Columbia, giudice blocca la deportazione dello studente palestinese Mohsen Mahdawi

La giudice Nina Froes ferma la procedura avviata dall’amministrazione Trump: contestata la prova depositata dal governo, una fotocopia non certificata

19 Febbraio 2026, 11:43

Columbia, giudice blocca la deportazione dello studente palestinese Mohsen Mahdawi

Mohsen Mahdawi

La deportazione si ferma, almeno per ora, e a bloccarla non è un giudizio politico sul merito, ma un vizio procedurale che pesa sulla documentazione presentata dal governo. Una giudice dell’immigrazione, Nina Froes, ha infatti sospeso la procedura avviata dall’amministrazione Trump contro Mohsen Mahdawi, studente palestinese indicato come uno dei protagonisti delle proteste alla Columbia University contro Israele e la guerra a Gaza.

La decisione della giudice: “prova” non certificata

Secondo quanto riportato nel testo, Froes ha rilevato irregolarità nell’azione degli avvocati del governo, che «non avrebbero certificato in modo appropriato un documento usato come prova» contro Mahdawi. In particolare, la giudice avrebbe contestato che sia stata prodotta «una semplice fotocopia del documento, senza una certificazione», elemento che ha portato al blocco della procedura.

Il ricorso e la campagna di espulsioni

L’amministrazione, si legge, può fare ricorso contro la sentenza. La decisione viene collocata nel quadro di una campagna, «avviata lo scorso anno», volta a espellere dagli Stati Uniti studenti stranieri che hanno protestato contro la guerra a Gaza. In questo contesto, il caso Mahdawi viene descritto come «l’ennesima decisione giudiziaria» che si frappone a quel percorso.

La vicenda personale: green card e arresto durante il colloquio

Mahdawi, sempre secondo il testo, viveva negli Stati Uniti da tempo con green card da dieci anni. Sarebbe stato arrestato lo scorso aprile durante quello che riteneva un colloquio per la cittadinanza. Due settimane dopo, però, era stato rilasciato «a seguito dell’ordine di un giudice federale».
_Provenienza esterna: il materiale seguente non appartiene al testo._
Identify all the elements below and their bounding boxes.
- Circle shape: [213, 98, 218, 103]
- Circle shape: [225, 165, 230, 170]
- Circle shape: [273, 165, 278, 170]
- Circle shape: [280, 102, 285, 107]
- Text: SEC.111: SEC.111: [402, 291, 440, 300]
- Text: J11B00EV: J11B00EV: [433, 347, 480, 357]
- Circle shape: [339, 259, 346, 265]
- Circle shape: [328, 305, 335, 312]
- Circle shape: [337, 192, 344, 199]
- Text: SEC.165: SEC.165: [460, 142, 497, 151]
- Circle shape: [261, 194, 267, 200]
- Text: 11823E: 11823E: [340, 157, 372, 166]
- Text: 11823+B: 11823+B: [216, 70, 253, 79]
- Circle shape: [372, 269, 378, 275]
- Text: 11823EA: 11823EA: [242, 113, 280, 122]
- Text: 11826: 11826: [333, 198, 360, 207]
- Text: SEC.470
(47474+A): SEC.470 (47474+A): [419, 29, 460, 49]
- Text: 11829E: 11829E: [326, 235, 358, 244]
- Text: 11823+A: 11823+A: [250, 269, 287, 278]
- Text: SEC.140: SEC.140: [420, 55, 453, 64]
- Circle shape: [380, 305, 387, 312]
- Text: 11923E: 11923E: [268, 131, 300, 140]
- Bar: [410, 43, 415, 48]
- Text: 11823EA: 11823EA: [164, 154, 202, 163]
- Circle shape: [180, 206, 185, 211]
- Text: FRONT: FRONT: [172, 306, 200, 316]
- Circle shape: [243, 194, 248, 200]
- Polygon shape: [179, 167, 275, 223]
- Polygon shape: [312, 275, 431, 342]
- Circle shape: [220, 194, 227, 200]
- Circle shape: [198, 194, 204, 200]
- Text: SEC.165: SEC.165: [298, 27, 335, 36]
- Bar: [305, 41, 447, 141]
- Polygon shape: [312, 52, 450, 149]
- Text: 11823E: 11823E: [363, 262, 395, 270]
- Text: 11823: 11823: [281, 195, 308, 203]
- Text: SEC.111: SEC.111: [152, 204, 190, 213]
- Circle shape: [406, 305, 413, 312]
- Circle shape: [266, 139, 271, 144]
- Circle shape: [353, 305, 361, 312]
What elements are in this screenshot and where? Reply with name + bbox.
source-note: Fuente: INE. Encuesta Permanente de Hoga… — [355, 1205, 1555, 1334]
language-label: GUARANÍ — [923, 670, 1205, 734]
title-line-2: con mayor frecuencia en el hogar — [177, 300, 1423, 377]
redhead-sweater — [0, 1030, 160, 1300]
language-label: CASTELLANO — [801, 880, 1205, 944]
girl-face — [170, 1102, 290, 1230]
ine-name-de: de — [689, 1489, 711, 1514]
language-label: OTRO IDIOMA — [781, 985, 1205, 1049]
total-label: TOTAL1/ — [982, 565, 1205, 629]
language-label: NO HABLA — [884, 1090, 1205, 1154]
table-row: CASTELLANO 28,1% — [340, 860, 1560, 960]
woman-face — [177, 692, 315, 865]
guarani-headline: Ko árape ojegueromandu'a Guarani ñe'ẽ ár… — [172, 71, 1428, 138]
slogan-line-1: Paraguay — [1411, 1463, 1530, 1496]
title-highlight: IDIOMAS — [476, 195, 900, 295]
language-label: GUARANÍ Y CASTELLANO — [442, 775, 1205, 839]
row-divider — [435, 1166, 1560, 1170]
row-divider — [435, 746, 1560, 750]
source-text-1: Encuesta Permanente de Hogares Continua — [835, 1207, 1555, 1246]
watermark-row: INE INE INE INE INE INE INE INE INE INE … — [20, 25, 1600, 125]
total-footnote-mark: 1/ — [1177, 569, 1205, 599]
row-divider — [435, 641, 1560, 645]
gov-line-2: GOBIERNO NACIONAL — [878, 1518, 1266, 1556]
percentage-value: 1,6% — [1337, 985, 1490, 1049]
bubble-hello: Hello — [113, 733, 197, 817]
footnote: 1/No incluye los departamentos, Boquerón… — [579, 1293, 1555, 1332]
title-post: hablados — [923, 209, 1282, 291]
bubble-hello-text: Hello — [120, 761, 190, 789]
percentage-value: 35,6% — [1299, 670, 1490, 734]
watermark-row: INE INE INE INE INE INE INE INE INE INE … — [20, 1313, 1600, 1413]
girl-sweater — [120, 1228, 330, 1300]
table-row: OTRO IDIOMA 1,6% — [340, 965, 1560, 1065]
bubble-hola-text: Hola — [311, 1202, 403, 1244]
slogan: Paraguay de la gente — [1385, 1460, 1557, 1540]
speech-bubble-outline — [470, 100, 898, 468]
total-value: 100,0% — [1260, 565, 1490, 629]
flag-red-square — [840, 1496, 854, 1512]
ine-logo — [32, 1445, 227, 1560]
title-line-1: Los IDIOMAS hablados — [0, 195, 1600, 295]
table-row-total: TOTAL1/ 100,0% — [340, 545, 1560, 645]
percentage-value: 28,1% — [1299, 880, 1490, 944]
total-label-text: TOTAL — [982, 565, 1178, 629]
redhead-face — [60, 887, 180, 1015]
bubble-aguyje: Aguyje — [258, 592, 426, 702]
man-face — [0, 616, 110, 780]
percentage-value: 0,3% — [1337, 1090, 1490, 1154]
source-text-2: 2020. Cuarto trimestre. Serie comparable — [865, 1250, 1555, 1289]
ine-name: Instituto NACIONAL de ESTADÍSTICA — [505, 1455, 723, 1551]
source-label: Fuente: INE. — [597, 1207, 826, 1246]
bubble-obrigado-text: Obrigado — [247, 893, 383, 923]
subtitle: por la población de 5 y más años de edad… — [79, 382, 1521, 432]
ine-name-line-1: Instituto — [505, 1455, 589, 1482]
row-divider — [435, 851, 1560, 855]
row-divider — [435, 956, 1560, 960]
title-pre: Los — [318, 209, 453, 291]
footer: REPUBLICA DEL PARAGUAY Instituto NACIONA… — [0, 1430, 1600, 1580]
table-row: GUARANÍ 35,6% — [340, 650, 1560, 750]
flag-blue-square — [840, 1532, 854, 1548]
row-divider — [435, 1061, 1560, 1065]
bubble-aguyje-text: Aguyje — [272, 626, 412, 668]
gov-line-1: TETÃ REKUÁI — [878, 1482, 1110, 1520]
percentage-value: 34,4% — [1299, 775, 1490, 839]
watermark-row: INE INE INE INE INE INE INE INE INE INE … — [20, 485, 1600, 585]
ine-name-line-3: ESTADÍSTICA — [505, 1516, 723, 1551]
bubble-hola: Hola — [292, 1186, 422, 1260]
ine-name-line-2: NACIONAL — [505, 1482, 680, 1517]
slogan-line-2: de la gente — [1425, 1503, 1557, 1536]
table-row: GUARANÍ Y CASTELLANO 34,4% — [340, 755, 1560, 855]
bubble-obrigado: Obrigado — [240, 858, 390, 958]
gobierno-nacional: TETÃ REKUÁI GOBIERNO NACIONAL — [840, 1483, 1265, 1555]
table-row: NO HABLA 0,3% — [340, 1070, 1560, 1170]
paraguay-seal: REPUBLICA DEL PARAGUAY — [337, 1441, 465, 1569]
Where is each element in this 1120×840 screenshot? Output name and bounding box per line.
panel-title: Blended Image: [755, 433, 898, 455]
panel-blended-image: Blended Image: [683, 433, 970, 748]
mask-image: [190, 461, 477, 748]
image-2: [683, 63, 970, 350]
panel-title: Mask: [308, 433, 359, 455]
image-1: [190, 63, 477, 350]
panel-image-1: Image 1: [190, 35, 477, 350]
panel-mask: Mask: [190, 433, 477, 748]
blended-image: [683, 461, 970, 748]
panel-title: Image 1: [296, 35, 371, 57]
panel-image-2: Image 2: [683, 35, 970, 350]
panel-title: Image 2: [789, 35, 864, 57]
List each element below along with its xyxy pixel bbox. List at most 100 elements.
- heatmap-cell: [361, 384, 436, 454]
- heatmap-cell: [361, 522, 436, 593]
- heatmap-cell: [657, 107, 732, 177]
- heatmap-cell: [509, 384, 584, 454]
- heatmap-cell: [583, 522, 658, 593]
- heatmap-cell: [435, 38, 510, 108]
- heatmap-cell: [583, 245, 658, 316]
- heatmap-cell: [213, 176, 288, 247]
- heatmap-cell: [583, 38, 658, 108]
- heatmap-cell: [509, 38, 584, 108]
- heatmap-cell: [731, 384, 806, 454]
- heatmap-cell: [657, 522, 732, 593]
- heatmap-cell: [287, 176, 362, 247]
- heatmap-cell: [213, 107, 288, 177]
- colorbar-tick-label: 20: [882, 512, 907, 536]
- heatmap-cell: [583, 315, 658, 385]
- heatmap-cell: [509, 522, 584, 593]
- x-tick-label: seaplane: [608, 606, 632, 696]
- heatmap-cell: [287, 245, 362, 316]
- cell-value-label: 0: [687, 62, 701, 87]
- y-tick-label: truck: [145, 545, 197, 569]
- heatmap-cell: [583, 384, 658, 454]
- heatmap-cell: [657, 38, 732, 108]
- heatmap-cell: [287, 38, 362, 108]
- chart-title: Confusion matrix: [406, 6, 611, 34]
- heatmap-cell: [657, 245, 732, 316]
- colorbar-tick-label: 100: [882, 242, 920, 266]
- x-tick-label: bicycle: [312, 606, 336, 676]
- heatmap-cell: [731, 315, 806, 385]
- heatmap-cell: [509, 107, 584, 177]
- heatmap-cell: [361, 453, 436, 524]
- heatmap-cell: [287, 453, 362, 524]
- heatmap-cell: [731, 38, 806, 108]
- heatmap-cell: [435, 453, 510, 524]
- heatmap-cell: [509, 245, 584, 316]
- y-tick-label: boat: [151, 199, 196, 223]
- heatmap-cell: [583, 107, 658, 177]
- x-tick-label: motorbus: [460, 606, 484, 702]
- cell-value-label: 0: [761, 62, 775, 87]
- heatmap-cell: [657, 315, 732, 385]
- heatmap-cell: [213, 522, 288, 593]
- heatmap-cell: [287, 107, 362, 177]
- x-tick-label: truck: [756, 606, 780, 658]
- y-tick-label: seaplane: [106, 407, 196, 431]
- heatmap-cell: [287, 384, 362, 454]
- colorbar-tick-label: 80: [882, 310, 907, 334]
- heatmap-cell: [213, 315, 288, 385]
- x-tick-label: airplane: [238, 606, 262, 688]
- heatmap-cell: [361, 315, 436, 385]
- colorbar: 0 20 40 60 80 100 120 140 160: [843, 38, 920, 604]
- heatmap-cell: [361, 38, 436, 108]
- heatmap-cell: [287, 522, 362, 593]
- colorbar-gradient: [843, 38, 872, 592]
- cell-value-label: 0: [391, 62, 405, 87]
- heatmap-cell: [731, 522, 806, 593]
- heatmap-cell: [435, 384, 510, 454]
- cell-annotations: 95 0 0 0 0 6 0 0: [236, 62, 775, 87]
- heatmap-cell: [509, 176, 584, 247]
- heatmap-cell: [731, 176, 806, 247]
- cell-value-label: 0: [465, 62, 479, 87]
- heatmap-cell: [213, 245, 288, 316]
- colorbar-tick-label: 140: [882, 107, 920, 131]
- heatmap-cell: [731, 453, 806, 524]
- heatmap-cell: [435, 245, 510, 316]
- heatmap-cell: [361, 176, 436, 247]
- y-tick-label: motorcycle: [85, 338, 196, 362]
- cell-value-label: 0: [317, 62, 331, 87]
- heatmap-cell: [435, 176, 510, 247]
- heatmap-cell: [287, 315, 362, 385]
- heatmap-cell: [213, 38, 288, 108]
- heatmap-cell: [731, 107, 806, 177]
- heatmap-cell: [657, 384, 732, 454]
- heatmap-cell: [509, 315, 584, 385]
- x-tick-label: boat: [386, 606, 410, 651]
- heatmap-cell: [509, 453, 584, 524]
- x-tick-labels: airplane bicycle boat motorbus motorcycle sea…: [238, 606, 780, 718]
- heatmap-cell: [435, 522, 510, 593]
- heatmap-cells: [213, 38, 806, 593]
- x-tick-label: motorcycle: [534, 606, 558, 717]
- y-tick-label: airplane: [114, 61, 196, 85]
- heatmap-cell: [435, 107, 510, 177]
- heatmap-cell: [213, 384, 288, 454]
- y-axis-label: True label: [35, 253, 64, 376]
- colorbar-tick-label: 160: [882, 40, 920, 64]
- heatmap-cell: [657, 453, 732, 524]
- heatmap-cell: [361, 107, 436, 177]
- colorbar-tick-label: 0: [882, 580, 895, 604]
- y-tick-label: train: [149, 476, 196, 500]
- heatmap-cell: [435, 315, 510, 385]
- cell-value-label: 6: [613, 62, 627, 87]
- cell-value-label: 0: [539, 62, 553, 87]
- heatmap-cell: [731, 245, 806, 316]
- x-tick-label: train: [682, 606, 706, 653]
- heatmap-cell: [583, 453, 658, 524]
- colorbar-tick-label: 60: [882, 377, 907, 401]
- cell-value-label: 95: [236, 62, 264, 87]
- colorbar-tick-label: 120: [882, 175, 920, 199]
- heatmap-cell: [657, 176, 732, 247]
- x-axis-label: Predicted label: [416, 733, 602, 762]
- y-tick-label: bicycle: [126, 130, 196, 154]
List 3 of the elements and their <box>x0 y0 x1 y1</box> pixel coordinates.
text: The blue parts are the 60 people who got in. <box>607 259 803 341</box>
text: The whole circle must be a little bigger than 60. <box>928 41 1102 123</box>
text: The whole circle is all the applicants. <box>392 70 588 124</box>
Il memo di Rubio e la motivazione “politica estera”

Nonostante il rilascio, l’amministrazione avrebbe proseguito la procedura di deportazione basandosi su «un memo di Marco Rubio» che stabilisce che i non cittadini possano essere espulsi se la loro presenza «mina gli interessi di politica estera Usa». È su questo impianto che si è innestata la contestazione procedurale della giudice Froes, legata alla forma e alla validità della prova prodotta.

La replica di Mahdawi: “stato di diritto” e diritto di parola

Dopo la decisione, Mahdawi ha rivendicato la centralità delle garanzie: «Sono grato alla corte di aver fatto rispettare lo stato di diritto contro il tentativo del governo di calpestare il giusto processo, questa decisione è un passo importante per mantenere il diritto di parlare per la pace e la giustizia». Nel testo si ricorda anche che lo studente ha sempre negato l’accusa dell’amministrazione Trump di aver usato «una retorica intimidatoria» nei confronti di studenti pro Israele durante le proteste a Columbia.